Good times, but not kojo moe so much as making lemons from lemonade. I didn’t fully participate in industrial tourism ala Japan until I lived in Portland, Oregon, and took weekend trips out to the old lumber towns that were a few miles — and many world’s away — from the Pacific Northwestern capital of bike lanes and vegan diners. Wandering around the old mill towns, the heady smell of paper pulp in the air, imbued me with a sense of nostalgia for an Oregon that was already slipping through the fingers of history with every new organic supermarket that opened in the city nearby. Not that I ever knew that Oregon. If I did, I probably wouldn’t have been all that nostalgic for it; in 1929, the riverfront mills of Salem, Oregon, spewed an average of 1,400 tons of soot per square mile every year. Watching the white steam of the paper mill billow over Willamette River, I could witness the withering part of the state from the safe, cold distance of aesthetic appreciation – and at the end of the day, get back in my car, and leave.

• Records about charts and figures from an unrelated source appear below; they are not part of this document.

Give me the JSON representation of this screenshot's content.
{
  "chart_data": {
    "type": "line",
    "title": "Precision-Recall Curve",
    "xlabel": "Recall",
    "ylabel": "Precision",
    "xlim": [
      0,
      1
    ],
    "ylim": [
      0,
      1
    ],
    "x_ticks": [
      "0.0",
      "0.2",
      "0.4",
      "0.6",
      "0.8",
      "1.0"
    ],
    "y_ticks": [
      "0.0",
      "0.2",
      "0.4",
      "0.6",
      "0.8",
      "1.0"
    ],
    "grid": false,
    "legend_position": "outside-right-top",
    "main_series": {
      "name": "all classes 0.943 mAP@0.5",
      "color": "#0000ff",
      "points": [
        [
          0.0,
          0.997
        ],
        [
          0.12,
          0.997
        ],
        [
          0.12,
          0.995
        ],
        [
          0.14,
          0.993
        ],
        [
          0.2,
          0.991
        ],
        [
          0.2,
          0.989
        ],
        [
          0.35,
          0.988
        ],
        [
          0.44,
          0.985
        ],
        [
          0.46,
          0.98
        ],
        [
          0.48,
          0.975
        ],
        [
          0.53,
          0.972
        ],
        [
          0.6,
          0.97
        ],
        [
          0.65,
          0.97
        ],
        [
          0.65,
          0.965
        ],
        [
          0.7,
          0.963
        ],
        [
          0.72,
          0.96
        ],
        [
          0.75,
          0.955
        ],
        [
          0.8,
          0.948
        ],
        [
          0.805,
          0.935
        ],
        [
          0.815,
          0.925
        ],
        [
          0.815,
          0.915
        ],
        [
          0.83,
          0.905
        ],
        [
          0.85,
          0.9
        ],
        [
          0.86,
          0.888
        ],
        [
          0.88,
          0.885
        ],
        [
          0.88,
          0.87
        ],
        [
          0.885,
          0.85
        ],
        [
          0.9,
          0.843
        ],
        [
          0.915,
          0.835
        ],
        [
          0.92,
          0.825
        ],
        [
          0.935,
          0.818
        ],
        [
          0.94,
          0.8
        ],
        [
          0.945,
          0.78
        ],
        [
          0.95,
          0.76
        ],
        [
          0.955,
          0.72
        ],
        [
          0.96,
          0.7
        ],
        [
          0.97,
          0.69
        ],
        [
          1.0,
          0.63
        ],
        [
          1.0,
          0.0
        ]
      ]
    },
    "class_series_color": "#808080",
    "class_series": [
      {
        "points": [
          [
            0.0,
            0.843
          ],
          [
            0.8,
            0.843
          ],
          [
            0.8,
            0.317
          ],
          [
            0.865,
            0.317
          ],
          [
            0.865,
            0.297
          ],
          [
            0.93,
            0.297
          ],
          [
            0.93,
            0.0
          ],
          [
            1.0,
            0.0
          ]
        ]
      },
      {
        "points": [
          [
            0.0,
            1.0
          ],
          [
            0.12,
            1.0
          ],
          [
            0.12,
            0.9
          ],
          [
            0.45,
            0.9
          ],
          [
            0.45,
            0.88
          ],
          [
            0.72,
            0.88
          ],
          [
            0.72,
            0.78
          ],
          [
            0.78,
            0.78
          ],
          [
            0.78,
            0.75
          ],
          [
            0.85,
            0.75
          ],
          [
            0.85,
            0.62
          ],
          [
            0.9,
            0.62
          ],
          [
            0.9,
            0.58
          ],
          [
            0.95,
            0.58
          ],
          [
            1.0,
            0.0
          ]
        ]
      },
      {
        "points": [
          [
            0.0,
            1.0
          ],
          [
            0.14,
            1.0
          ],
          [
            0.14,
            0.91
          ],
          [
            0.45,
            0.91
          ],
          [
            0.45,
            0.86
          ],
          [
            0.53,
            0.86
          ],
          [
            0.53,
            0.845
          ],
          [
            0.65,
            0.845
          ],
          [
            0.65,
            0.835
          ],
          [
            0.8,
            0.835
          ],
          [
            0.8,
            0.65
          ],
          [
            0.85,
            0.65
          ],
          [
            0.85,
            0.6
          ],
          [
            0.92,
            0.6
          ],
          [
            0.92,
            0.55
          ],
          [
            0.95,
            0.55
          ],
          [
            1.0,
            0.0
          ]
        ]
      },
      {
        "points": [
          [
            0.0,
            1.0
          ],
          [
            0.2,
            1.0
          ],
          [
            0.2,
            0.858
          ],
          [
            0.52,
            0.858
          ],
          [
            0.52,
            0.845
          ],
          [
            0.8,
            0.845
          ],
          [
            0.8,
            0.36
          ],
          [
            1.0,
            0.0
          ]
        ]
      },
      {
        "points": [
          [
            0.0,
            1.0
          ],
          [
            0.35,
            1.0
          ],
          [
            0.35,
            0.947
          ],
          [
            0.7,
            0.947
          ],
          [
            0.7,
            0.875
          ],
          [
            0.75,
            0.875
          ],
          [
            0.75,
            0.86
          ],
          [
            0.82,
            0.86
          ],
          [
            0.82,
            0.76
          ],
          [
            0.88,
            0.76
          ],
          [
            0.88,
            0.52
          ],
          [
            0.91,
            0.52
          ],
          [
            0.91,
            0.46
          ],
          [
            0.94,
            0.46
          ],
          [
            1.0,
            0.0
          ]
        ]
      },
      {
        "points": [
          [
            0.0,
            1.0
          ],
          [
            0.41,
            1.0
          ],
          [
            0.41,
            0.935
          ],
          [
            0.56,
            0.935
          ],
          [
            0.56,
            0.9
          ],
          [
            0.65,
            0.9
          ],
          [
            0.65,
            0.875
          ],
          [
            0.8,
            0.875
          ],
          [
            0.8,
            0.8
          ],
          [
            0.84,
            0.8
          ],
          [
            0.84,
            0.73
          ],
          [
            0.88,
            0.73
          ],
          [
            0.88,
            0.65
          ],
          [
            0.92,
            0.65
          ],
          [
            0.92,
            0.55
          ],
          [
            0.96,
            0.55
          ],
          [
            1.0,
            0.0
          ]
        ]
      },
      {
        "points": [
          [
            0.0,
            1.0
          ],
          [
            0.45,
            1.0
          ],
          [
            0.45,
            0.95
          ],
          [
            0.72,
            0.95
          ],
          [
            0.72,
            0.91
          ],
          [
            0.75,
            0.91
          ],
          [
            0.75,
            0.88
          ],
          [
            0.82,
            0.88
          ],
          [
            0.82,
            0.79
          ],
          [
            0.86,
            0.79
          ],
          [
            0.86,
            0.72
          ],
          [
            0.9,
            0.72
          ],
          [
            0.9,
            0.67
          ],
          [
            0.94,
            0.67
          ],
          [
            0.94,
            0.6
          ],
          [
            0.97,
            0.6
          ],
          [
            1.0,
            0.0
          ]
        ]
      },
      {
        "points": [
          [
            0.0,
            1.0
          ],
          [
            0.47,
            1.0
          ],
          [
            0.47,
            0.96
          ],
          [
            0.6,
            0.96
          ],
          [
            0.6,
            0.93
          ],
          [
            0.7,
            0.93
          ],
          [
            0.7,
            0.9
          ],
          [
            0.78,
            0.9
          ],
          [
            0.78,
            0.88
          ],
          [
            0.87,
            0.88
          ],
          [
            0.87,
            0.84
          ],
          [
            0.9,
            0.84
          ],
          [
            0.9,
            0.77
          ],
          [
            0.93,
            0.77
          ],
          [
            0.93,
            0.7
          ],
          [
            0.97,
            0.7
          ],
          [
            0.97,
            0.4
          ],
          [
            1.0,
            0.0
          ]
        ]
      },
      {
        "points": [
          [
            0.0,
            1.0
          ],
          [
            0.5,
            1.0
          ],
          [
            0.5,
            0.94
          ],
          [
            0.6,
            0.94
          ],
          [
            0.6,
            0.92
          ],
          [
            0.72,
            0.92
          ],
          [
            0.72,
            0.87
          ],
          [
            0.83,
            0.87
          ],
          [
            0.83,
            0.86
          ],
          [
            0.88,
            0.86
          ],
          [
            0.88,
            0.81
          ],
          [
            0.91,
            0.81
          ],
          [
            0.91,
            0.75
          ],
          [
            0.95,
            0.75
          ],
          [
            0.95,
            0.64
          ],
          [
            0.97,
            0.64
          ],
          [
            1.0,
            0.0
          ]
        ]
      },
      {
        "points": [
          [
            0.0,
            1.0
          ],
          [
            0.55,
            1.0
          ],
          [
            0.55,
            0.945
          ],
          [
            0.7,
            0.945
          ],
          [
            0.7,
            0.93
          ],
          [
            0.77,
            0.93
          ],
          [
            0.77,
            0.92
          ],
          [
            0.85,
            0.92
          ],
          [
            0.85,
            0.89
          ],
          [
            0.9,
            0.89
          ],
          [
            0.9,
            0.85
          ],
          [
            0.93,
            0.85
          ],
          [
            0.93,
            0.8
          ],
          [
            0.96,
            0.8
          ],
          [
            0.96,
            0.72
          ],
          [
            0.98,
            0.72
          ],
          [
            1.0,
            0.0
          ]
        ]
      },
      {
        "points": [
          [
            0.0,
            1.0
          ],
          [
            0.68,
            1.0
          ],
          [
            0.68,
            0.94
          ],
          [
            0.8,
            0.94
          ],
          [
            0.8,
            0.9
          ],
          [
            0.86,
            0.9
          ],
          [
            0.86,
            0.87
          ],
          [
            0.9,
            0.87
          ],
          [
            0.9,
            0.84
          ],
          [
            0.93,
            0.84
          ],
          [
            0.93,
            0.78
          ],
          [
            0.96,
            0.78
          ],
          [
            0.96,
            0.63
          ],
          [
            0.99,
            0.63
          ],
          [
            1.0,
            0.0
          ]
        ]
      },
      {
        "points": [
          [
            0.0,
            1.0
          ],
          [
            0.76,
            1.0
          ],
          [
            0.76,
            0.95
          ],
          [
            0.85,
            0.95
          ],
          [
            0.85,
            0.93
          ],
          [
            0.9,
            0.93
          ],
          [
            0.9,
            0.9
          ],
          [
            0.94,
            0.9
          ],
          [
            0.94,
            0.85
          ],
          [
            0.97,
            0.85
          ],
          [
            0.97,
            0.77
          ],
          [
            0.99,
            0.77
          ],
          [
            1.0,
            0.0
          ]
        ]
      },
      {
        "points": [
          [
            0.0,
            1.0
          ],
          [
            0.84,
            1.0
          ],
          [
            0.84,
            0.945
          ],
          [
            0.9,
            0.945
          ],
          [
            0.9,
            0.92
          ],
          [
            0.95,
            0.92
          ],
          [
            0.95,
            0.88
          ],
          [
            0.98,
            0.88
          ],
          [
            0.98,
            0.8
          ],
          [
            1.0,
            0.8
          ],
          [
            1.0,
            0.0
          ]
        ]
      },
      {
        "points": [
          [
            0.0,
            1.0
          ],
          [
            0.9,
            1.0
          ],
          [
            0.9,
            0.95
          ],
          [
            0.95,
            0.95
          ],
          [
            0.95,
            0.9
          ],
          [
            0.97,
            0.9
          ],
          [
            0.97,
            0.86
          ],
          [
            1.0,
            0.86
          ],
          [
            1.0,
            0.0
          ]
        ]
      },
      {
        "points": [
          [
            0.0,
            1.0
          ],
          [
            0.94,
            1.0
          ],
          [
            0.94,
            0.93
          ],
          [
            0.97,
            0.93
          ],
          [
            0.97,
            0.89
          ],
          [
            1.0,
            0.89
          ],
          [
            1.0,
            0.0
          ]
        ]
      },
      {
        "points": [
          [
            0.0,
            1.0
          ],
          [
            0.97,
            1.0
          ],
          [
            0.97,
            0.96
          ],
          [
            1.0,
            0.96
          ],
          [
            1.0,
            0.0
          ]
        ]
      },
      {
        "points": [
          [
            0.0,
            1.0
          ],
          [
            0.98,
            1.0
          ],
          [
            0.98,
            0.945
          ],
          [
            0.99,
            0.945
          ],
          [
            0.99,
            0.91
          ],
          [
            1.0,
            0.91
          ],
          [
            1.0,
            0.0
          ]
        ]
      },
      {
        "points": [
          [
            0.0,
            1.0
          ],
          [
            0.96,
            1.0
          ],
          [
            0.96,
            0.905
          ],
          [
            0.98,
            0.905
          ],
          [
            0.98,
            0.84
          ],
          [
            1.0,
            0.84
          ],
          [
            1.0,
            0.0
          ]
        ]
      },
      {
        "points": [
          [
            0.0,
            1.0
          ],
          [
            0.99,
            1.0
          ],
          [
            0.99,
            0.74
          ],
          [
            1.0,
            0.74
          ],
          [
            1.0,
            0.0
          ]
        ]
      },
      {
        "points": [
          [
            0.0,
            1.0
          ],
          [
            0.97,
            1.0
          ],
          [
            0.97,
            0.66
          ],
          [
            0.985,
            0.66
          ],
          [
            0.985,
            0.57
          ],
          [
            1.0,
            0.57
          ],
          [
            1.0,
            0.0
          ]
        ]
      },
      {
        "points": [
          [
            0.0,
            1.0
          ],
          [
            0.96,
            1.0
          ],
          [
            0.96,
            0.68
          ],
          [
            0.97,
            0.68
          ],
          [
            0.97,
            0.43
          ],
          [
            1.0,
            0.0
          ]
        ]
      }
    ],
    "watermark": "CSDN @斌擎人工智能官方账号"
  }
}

It’s the reason why the residents of contracting factory towns in Japan are probably more than happy to capitalize on the hip, be-scarfed urbanites busing in from Tokyo to marvel at their smokestacks and drawbridges. But they will never understand them. Why should they? In a video posted online with the article, one kojo moe enthusiast says that watching the industrial spaces is “relaxing,” “soothing,” and “calming.” Probably not the exact words that come to mind for the residents of Yokkaichi who still suffer from asthma as a result of smog exposure forty years ago. You can call them fairy castles, or take your best shot of them with your Lomo app, but at the end of the day, working in and living near big industrial factories is not relaxing, or soothing, or anything even close. It just stinks.